China Mobile (中国移动) Accused of Monopoly Clause: Number Transfers Require 10,000 Yuan Prepayment, Customer Service Responds

A consumer rights dispute has erupted after it has been reported that China Mobile (中国移动) told a subscriber seeking to transfer their mobile number that they must prepay 10,000 yuan in call charges before the porting could proceed. The demand, characterized by critics as a “monopoly clause,” was flagged on social media and picked up by domestic outlets. It has been reported that the customer involved shared screenshots of the interaction; the carrier’s customer service later issued a response to the complainant, according to the reports.

What the rule would mean in practice

Mobile number portability (携号转网) was introduced in China to let users switch between the three state-dominated operators—China Mobile (中国移动), China Unicom (中国联通) and China Telecom (中国电信)—without changing numbers. The policy aims to lower switching costs and spur competition in a market long dominated by bundled plans and carrier-centric services. If carriers were in practice imposing large prepayments or deposits to block transfers, consumers say portability would be effectively undermined.
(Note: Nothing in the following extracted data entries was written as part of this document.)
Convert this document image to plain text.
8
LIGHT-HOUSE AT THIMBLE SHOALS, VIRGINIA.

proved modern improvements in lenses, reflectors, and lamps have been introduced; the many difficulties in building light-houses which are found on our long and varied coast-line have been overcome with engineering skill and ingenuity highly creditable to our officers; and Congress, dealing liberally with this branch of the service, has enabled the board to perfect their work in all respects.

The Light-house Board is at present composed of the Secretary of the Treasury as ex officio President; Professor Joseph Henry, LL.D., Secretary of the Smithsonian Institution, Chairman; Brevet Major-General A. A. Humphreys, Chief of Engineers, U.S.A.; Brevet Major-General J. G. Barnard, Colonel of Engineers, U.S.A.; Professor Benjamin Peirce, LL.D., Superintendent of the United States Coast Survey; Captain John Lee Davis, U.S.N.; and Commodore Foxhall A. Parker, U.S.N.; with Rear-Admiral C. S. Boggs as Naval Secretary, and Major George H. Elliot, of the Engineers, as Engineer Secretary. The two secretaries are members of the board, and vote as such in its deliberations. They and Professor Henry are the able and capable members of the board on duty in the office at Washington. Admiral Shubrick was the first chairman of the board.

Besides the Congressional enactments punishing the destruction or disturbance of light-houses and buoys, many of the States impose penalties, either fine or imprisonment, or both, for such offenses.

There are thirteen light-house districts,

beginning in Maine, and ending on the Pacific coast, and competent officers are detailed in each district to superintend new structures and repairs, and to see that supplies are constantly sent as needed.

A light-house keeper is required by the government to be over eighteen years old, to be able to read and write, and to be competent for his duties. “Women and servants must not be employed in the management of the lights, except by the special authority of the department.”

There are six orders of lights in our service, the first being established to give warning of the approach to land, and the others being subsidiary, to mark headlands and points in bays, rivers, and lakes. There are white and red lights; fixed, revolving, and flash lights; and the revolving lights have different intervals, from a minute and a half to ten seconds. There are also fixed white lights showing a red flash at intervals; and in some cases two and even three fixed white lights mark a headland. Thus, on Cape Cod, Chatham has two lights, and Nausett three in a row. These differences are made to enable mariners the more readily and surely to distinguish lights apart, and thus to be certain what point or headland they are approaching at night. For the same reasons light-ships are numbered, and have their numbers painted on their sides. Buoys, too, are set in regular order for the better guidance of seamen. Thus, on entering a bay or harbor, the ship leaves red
Customer service response and legal context

Reportedly, China Mobile’s customer service told the user the charge related to outstanding fees or fraud-prevention measures; the company has not publicly confirmed a blanket policy of 10,000-yuan prepayments. If such clauses are widespread, they could attract scrutiny under China’s Anti-Monopoly Law and consumer-protection rules, and prompt intervention by regulators such as the Ministry of Industry and Information Technology or the State Administration for Market Regulation. Past cases show Chinese authorities will act if dominant firms use contractual terms to block competition.

Why this matters now

Why does this story resonate beyond one complaint? Because it touches a broader trust issue between consumers and gatekeeper telecoms in China’s tightly controlled tech ecosystem: can ordinary users actually exercise the rights regulators on paper have granted them? With regulators already vigilant after a wave of tech-sector enforcement in recent years, a high-profile anti-competitive practice in the telecoms sector could trigger quick official follow-up — and renewed public debate about real competition in China’s national networks.